Of all the energy companies involved in Argentina, Apache is the largest with that company owning about 3.7 million acres and being active in the country’s four primary producing basins: Neuquen, Austral, Cuyo, and Noroeste. But in late 2012, Chevron reached an agreement with Argentina’s nationalized oil company YPF to form a $1 billion partnership to develop shale oil reserves in the Vaca Muerta. YPF is also holding talks with Norway’s Statoil for the development of Argentinean properties.
The Future
ExxonMobil just acquired Plano, Texas-based Denbury Resources’ Bakken Shale assets in North Dakota and Montana for $1.3 billion, along with property in Wyoming and Texas. The company now controls 50 percent of the Bakken Shale region.

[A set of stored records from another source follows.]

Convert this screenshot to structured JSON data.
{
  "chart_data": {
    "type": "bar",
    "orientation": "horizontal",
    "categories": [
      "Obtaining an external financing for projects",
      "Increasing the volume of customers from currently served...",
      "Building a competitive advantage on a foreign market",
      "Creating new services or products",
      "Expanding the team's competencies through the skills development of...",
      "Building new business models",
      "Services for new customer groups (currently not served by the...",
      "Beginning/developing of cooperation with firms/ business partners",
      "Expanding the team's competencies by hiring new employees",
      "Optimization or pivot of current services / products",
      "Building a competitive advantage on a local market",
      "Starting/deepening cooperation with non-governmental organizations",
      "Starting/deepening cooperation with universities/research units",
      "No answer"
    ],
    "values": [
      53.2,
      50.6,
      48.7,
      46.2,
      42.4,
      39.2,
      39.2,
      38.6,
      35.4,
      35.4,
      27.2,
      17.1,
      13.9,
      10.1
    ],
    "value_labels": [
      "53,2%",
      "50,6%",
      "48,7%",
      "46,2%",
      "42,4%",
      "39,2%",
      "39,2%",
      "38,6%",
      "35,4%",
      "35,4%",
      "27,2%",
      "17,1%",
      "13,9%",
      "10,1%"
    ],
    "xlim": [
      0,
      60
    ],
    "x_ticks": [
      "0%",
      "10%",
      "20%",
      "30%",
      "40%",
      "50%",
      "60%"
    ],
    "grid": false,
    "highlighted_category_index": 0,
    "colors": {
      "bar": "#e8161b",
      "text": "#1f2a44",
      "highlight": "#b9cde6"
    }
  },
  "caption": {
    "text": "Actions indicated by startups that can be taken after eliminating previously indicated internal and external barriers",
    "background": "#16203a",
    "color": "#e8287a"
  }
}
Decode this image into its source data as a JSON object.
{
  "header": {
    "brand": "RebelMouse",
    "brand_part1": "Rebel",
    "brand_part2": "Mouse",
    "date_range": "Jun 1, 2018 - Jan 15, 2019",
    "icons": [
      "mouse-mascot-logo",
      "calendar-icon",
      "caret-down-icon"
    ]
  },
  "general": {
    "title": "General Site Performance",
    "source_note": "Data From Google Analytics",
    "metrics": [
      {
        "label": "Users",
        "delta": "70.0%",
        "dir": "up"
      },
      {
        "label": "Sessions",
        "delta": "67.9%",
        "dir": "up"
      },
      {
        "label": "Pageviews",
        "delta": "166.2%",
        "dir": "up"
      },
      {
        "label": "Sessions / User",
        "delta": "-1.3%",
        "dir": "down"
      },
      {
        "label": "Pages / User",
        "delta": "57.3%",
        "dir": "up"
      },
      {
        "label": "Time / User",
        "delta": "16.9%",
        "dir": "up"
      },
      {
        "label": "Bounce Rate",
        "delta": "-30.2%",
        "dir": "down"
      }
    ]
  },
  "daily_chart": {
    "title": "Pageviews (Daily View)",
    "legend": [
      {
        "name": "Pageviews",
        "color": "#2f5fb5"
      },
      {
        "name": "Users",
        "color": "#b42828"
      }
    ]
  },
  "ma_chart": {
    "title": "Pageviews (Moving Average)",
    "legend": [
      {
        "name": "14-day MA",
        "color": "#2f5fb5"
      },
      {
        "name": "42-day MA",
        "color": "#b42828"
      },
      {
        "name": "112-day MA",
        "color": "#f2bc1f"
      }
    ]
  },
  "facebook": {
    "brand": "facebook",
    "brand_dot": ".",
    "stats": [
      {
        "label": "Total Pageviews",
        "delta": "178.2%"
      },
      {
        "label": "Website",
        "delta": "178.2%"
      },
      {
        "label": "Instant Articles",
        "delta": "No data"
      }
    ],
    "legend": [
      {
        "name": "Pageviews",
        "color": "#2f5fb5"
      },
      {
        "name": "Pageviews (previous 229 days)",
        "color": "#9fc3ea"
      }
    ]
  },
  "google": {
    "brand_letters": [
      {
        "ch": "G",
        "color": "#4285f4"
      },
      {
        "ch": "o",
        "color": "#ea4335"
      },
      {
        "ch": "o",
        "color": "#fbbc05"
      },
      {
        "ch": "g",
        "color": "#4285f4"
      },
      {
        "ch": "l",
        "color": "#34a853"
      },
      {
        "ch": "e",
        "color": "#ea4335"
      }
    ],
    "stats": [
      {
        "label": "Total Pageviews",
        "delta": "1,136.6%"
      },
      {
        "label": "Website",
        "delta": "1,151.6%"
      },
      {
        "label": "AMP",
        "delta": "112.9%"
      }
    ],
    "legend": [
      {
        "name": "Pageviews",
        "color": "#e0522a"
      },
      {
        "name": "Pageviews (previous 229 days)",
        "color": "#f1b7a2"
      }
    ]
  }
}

A number of analysts contend that Exxon should spin-off its refining business because the refining and production business are at odds with each other; oil-refining companies look to buy oil at the lowest possible cost while production companies look to sell oil at the highest possible cost. ConocoPhillips and Marathon Oil Corp. (MRO) recently separated their refining operations into separate companies.
Exxon is trying to sell its stake in the giant southern oilfield in Iraq after clashing with the central government in Baghdad over exploration contracts it had signed with the autonomous Kurdistan region in the north. The CNPC unit of Petrochina is currently negotiating for Exxon’s 60 percent in the $50 billion West Qurna-1 project. Iraq has the world’s fourth-largest oil reserves and wants to at least double its production in the next few years, and ultimately challenge Russia and Saudi Arabia as the world’s biggest oil nation. Exxon’s departure would all but wipe out the U.S. presence in Iraq’s southern oilfields. Occidental Petroleum has a small stake in the Zubair oilfield development project.